# Tool Auth Propagation

This document defines the runtime auth propagation model for tools in `agnostic-agents`.

The goal is to keep credentials host-controlled while still letting tools receive the auth material they need.

## Core model

Tool auth should flow like this:

1. the host application owns credentials
2. the tool declares required bindings with `metadata.authRequirements`
3. the agent resolves those bindings from `authContext` or `resolveToolAuth`
4. the tool receives the bindings through the tool execution context, not model-generated arguments

This keeps secrets outside normal prompt content and outside model-controlled tool arguments.

## Declaring auth requirements

Tools should declare the bindings they require:

```js
const tool = new Tool({
  name: 'secure_search',
  parameters: {
    type: 'object',
    properties: {
      query: { type: 'string' },
    },
    required: ['query'],
  },
  metadata: {
    authRequirements: ['apiToken', 'workspaceId'],
  },
  implementation: async ({ query }, context) => {
    const token = context.getAuth('apiToken');
    const workspaceId = context.getAuth('workspaceId');
    return { query, workspaceId, tokenPresent: Boolean(token) };
  },
});
```

## Supplying auth from the host

Use one of these two patterns.

### Static auth context

```js
const agent = new Agent(adapter, {
  tools: [tool],
  authContext: {
    apiToken: process.env.SEARCH_API_TOKEN,
    workspaceId: process.env.SEARCH_WORKSPACE_ID,
  },
});
```

### Dynamic auth resolver

```js
const agent = new Agent(adapter, {
  tools: [tool],
  resolveToolAuth: async (tool, { requirements, run }) => {
    return loadBindingsForTenant(run?.metadata?.tenantId, requirements);
  },
});
```

Use `resolveToolAuth` when bindings depend on tenant, user, environment, or runtime state.

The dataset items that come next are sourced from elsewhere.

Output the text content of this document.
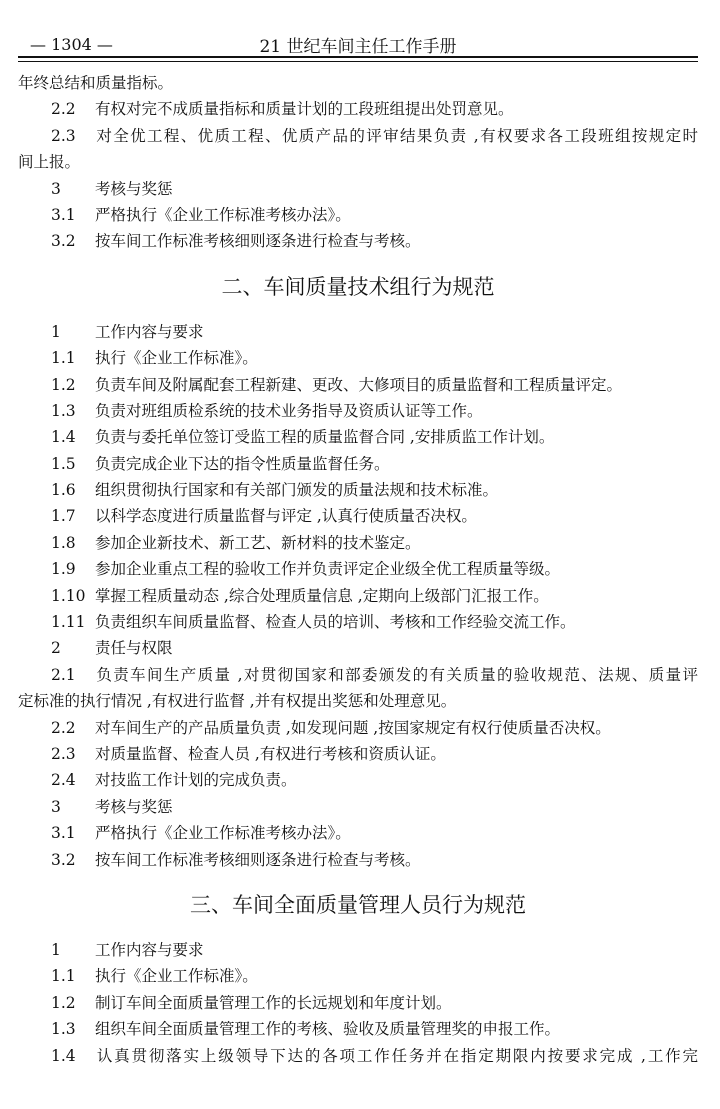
— 1304 —	21 世纪车间主任工作手册
年终总结和质量指标。
2.2 有权对完不成质量指标和质量计划的工段班组提出处罚意见。
2.3 对全优工程、优质工程、优质产品的评审结果负责 ,有权要求各工段班组按规定时
间上报。
3 考核与奖惩
3.1 严格执行《企业工作标准考核办法》。
3.2 按车间工作标准考核细则逐条进行检查与考核。
二、车间质量技术组行为规范
1 工作内容与要求
1.1 执行《企业工作标准》。
1.2 负责车间及附属配套工程新建、更改、大修项目的质量监督和工程质量评定。
1.3 负责对班组质检系统的技术业务指导及资质认证等工作。
1.4 负责与委托单位签订受监工程的质量监督合同 ,安排质监工作计划。
1.5 负责完成企业下达的指令性质量监督任务。
1.6 组织贯彻执行国家和有关部门颁发的质量法规和技术标准。
1.7 以科学态度进行质量监督与评定 ,认真行使质量否决权。
1.8 参加企业新技术、新工艺、新材料的技术鉴定。
1.9 参加企业重点工程的验收工作并负责评定企业级全优工程质量等级。
1.10 掌握工程质量动态 ,综合处理质量信息 ,定期向上级部门汇报工作。
1.11 负责组织车间质量监督、检查人员的培训、考核和工作经验交流工作。
2 责任与权限
2.1 负责车间生产质量 ,对贯彻国家和部委颁发的有关质量的验收规范、法规、质量评
定标准的执行情况 ,有权进行监督 ,并有权提出奖惩和处理意见。
2.2 对车间生产的产品质量负责 ,如发现问题 ,按国家规定有权行使质量否决权。
2.3 对质量监督、检查人员 ,有权进行考核和资质认证。
2.4 对技监工作计划的完成负责。
3 考核与奖惩
3.1 严格执行《企业工作标准考核办法》。
3.2 按车间工作标准考核细则逐条进行检查与考核。
三、车间全面质量管理人员行为规范
1 工作内容与要求
1.1 执行《企业工作标准》。
1.2 制订车间全面质量管理工作的长远规划和年度计划。
1.3 组织车间全面质量管理工作的考核、验收及质量管理奖的申报工作。
1.4 认真贯彻落实上级领导下达的各项工作任务并在指定期限内按要求完成 ,工作完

For remote runtimes, `resolveToolAuth` also receives:

- `executionIdentity`
- `authScope`

Those values come from distributed run metadata and let the receiving host resolve credentials without sending secret material through the distributed envelope.

## Tool execution context

When auth requirements are satisfied, the tool receives:

- `context.auth`
  - object containing only the declared required bindings
- `context.getAuth(name)`
  - helper to access a single binding
- `context.run`
  - current run when available
- `context.toolCall`
  - normalized tool call metadata

Bindings not declared in `authRequirements` are not propagated into `context.auth`.

## Failure behavior

If a tool declares `authRequirements` and the agent cannot satisfy them, the runtime denies execution before the tool implementation runs.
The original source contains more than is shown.